В качестве воина, король действовал искренно, но советники и руководители его, во главе которых стоял Оссолинский, основывались на иезуитском правиле, по которому в присяге слова и намерения могут быть и не одинаковы, так что, кто перед Богом обещает исполнить данное слово, но в то самое время вознамерился не исполнить его, того присяга не обязывает ни к чему. Когда Владислав произносил торжественную присягу — ввести в самую жизнь то, что обещал диссидентам и православникам ревностный католик, литовский канцлер, Альбрехт Станислав Радивил, [2] присутствуя при этом официально, шепнул ему на ухо: «Не могите ваша королевская милость иметь этого в намерении»; на что король отвечал честно: «Кому присягою устами, тому присягаю и намерением».
Слова Радивила служат историку ключом к объяснению дальнейших действий католической партии, представляемой в своем лице Оссолинским.
Зная обнаруженное этими словами правило, папский нунций тотчас успокоился насчет сделанных схизматикам уступок, лишь только ему сказали, что уступки вынуждены временною необходимостью, в видах войны с Москвою; что король обещал вести унию иным, более прочным способом; что отправит к папе посольство для объяснения своих действий, и не только обещает ему привести на лоно католической церкви польских схизматиков, но и шведов, и Москву, против которой идет воевать, повергнет к ногам святого отца. Собственно королю нужно было не позволение, а молчание Римской Курии, потому что католическая партия была довольно сильна для того, чтобы все планы его рушились, если бы папа объявил свое несогласие на те пункты перемирия с иноверцами, в которых присягнул король.
Существовал в Польше обычай — по восшествии на престол нового короля, посылать в Рим посольство для засвидетельствования Апостольскому престолу государственной подчиненности, которою поляки гордились, как ревностнейшие из всех воителей под знаменем Св. Креста. Теперь надобно было снарядить посольство, как для оправдания сделанных иноверцам уступок, так и для других, менее важных для короля дел, из которых особенное внимание русского историка обращает на себя ходатайство шляхты перед святым отцом о приостановлении перехода панских, иначе земских, имуществ в руки духовенства.

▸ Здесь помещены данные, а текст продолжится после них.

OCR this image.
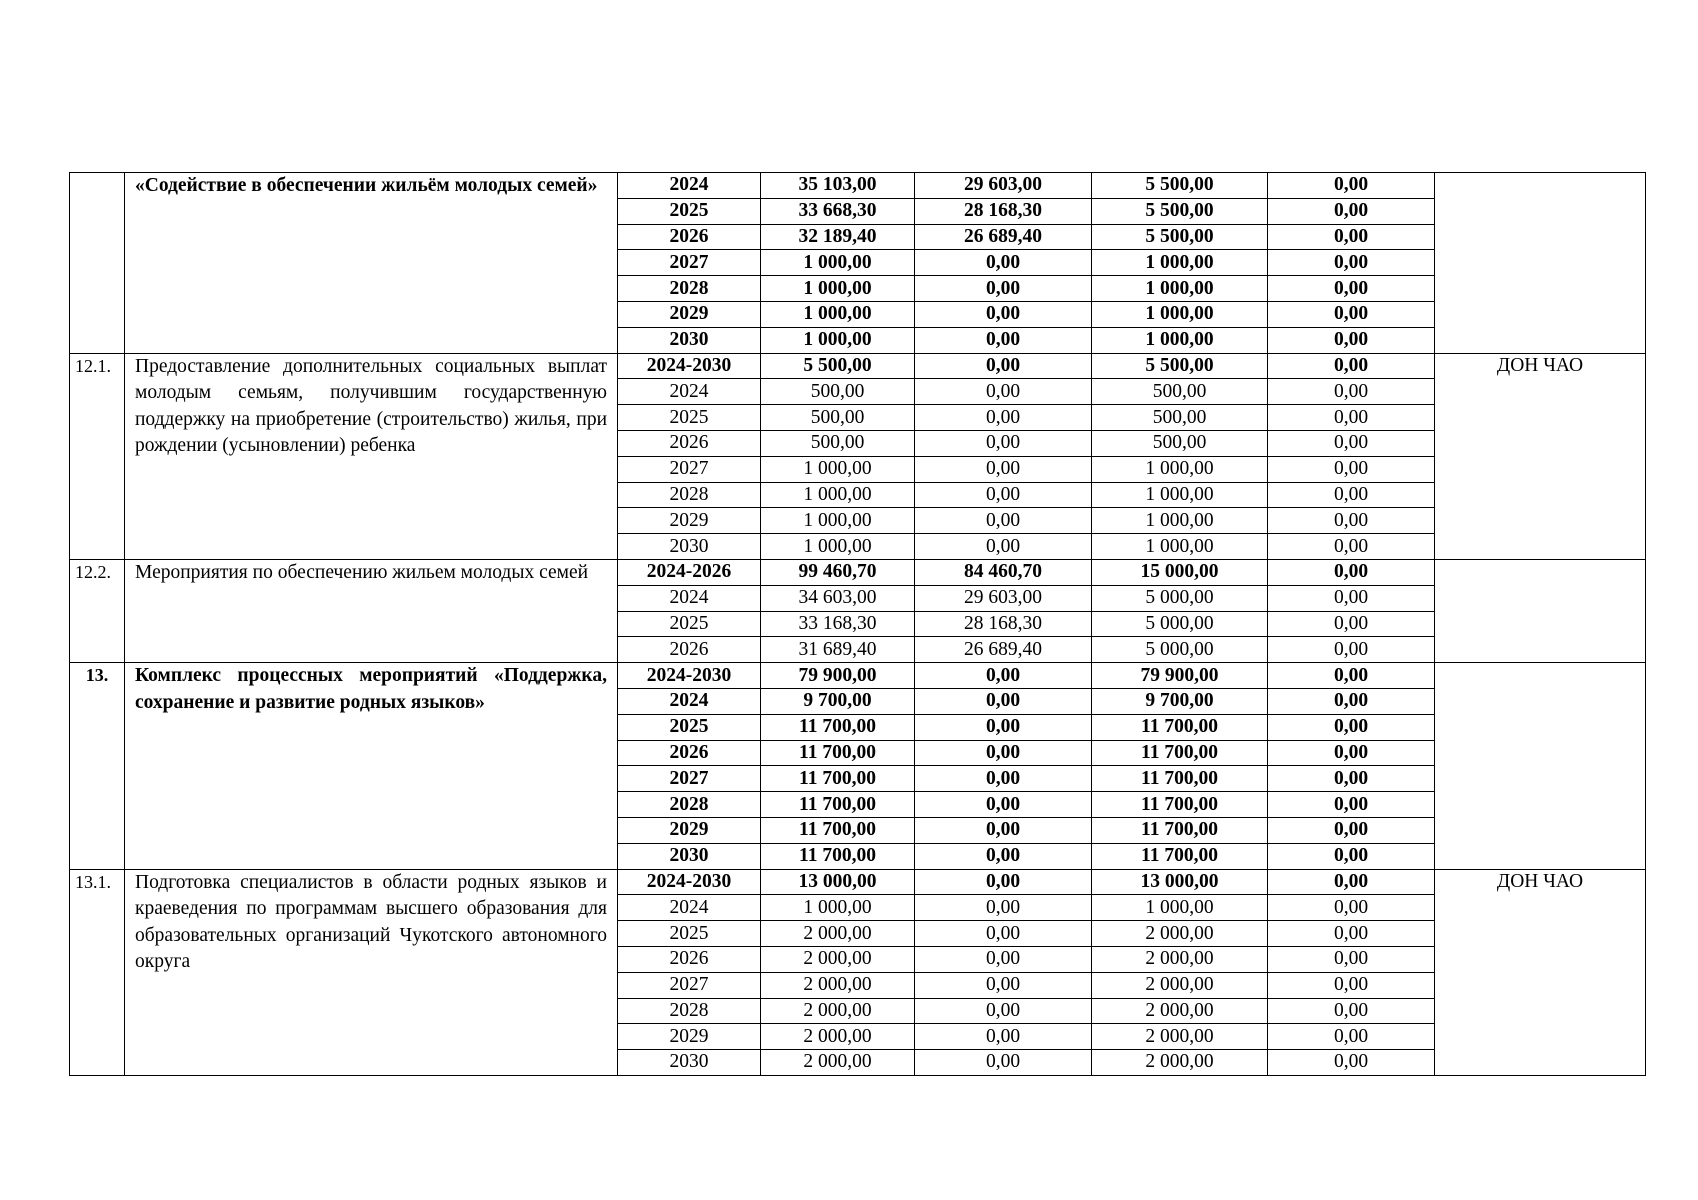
	«Содействие в обеспечении жильём молодых семей»	2024	35 103,00	29 603,00	5 500,00	0,00	
		2025	33 668,30	28 168,30	5 500,00	0,00	
		2026	32 189,40	26 689,40	5 500,00	0,00	
		2027	1 000,00	0,00	1 000,00	0,00	
		2028	1 000,00	0,00	1 000,00	0,00	
		2029	1 000,00	0,00	1 000,00	0,00	
		2030	1 000,00	0,00	1 000,00	0,00	
12.1.	Предоставление дополнительных социальных выплат молодым семьям, получившим государственную поддержку на приобретение (строительство) жилья, при рождении (усыновлении) ребенка	2024-2030	5 500,00	0,00	5 500,00	0,00	ДОН ЧАО
		2024	500,00	0,00	500,00	0,00	
		2025	500,00	0,00	500,00	0,00	
		2026	500,00	0,00	500,00	0,00	
		2027	1 000,00	0,00	1 000,00	0,00	
		2028	1 000,00	0,00	1 000,00	0,00	
		2029	1 000,00	0,00	1 000,00	0,00	
		2030	1 000,00	0,00	1 000,00	0,00	
12.2.	Мероприятия по обеспечению жильем молодых семей	2024-2026	99 460,70	84 460,70	15 000,00	0,00	
		2024	34 603,00	29 603,00	5 000,00	0,00	
		2025	33 168,30	28 168,30	5 000,00	0,00	
		2026	31 689,40	26 689,40	5 000,00	0,00	
13.	Комплекс процессных мероприятий «Поддержка, сохранение и развитие родных языков»	2024-2030	79 900,00	0,00	79 900,00	0,00	
		2024	9 700,00	0,00	9 700,00	0,00	
		2025	11 700,00	0,00	11 700,00	0,00	
		2026	11 700,00	0,00	11 700,00	0,00	
		2027	11 700,00	0,00	11 700,00	0,00	
		2028	11 700,00	0,00	11 700,00	0,00	
		2029	11 700,00	0,00	11 700,00	0,00	
		2030	11 700,00	0,00	11 700,00	0,00	
13.1.	Подготовка специалистов в области родных языков и краеведения по программам высшего образования для образовательных организаций Чукотского автономного округа	2024-2030	13 000,00	0,00	13 000,00	0,00	ДОН ЧАО
		2024	1 000,00	0,00	1 000,00	0,00	
		2025	2 000,00	0,00	2 000,00	0,00	
		2026	2 000,00	0,00	2 000,00	0,00	
		2027	2 000,00	0,00	2 000,00	0,00	
		2028	2 000,00	0,00	2 000,00	0,00	
		2029	2 000,00	0,00	2 000,00	0,00	
		2030	2 000,00	0,00	2 000,00	0,00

Уже четыре короля старались приостановить это зло, угрожавшее Польше, по словам самих католиков польских, обратить ее в «духовное государство». В последние годы царствования Сигизмунда III особенно усилился зловещий переход светских имуществ к духовенству; на других же имениях отяготели такие долги, что много богатых землевладельцев было вытеснено духовными людьми из имений, а сыновья их «принуждены были жить среди казаков». Папским нунциям, резидовавшим в Польше, представлялась уже возможность — «в короткое время обратить в католичество всю русскую шляхту, а за нею мещан и мужиков, без всяких увещаний, одним тем, чтобы все 23.000 дигнитарств и бенефиций, находившихся в распоряжении короля, раздавать одним только духовным».